Some of the provinces that have fallen to the Taliban over the past week were surrendered in negotiated deals, as on Friday, and on Thursday in Ghazni where the governor was subsequently arrested by government forces.
In Herat, however, commando troops and a militia led by 75-year- old warlord Ismail Khan, known as the “Lion of Herat”, had put up stiff resistance, but the city collapsed on Thursday night. The Taliban confirmed on Friday that they had Khan and several of his top aides in their custody.
“All government officials, including the Herat governor, police chief, the head of the National directorate of Security (NDS) office in Herat, warlord Ismail Khan, the deputy minister of the interior for security, and the 207 Zafar Corps commander, surrendered to the Taliban after the province fell to the group,” an Afghan media outlet reported.

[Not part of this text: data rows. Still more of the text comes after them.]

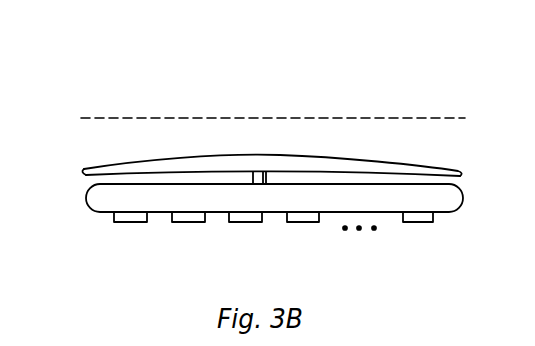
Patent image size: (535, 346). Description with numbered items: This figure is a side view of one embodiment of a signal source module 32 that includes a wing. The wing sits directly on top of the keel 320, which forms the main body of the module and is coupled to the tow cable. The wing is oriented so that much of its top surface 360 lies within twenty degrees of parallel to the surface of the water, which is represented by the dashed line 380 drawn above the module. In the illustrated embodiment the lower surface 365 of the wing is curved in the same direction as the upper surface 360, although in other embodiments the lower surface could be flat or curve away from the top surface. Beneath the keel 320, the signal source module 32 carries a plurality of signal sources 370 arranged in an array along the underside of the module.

The signal source module 32 is at (392, 59).
The keel 320 is at (88, 200).
The top surface 360 is at (271, 151).
The lower surface 365 is at (404, 173).
The signal sources 370 is at (237, 222).
The dashed line 380 is at (131, 117).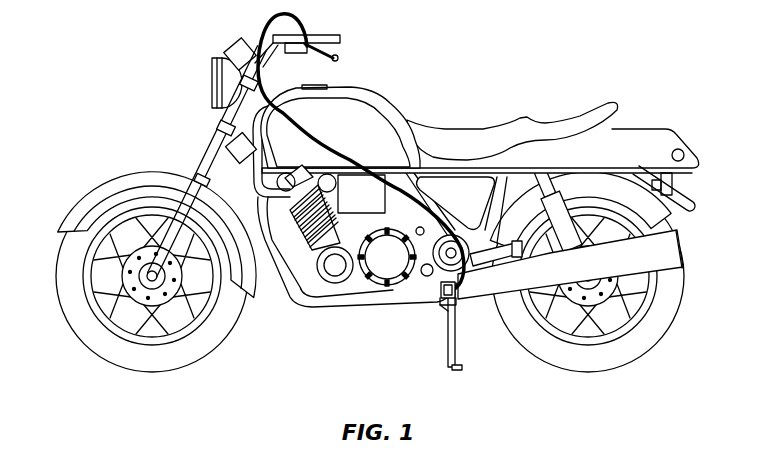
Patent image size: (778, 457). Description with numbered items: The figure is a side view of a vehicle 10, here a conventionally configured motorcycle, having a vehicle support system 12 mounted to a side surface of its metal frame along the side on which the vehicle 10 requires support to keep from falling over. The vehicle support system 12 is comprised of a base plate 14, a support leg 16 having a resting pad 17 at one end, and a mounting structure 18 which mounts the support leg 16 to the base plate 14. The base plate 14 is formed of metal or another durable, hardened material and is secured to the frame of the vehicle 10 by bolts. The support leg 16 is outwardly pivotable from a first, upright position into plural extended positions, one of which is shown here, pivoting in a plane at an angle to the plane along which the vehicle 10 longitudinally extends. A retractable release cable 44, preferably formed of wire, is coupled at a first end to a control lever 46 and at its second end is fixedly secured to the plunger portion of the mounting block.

The vehicle 10 is at (533, 82).
The vehicle support system 12 is at (442, 313).
The base plate 14 is at (441, 305).
The support leg 16 is at (455, 340).
The resting pad 17 is at (460, 370).
The mounting structure 18 is at (441, 300).
The retractable release cable 44 is at (337, 147).
The control lever 46 is at (327, 63).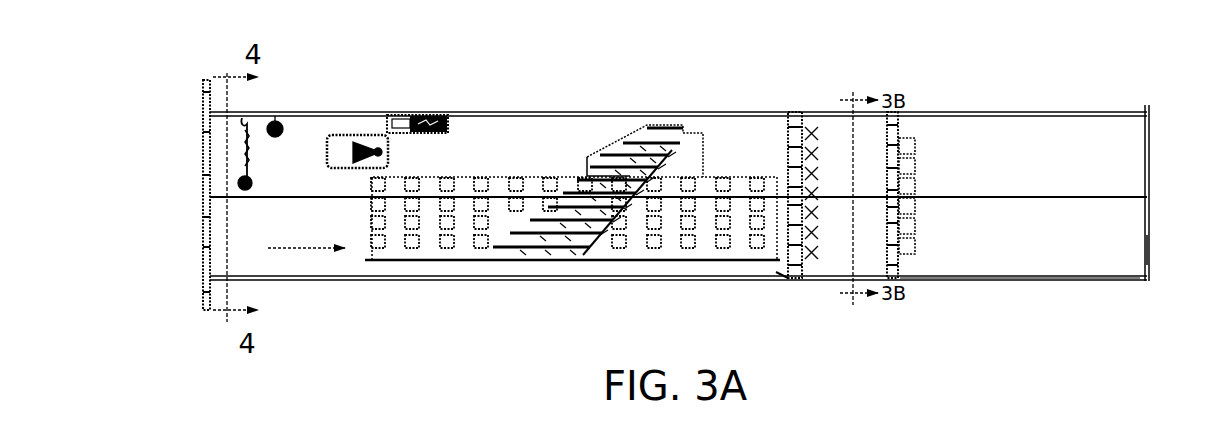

The Taliban later allowed Ismail Khan to go to his home. In a video message released by a pro-insurgent media outlet, the former governor claimed he had joined hands with the Taliban and was “treated well in custody”.
Local tribal and political leaders have played a key role in Taliban victories by influencing the government’s military and political representatives to avoid bloodshed, surrender and gain safe exit.
The Taliban propaganda machine has also played a major rule in the group’s easy wins in several provincial capitals. “Government functionaries, including foot soldiers and law enforcers, are told that their leaders are dual nationals and have no stake in Afghanistan. Their families are settled abroad and they can no longer stay in the country after the exit of their Western backers. This has been a common perception among locals and Afghan security forces about the incumbent rulers of the country,” said Afghan tribal elders contacted by TOI.
Taliban spokesperson Zabihullah Mujahid has said that the armed group is determined to push ahead with offensives to take control of all the provinces. He urged the Afghan security forces in the remaining areas to “end resistance and not risk their lives”.
In Kabul, President Ashraf Ghani’s government has been faced with a challenge: the influx of thousands of people displaced by fighting in other parts of the country. The mosques, parks, schools and government facilities are full of internally displaced people while many sleep on the streets. The World Food Programme has warned of a humanitarian catastrophe due to food shortages in the war-torn country. The displaced families regularly protest in Kabul, appealing to the government to provide them shelter.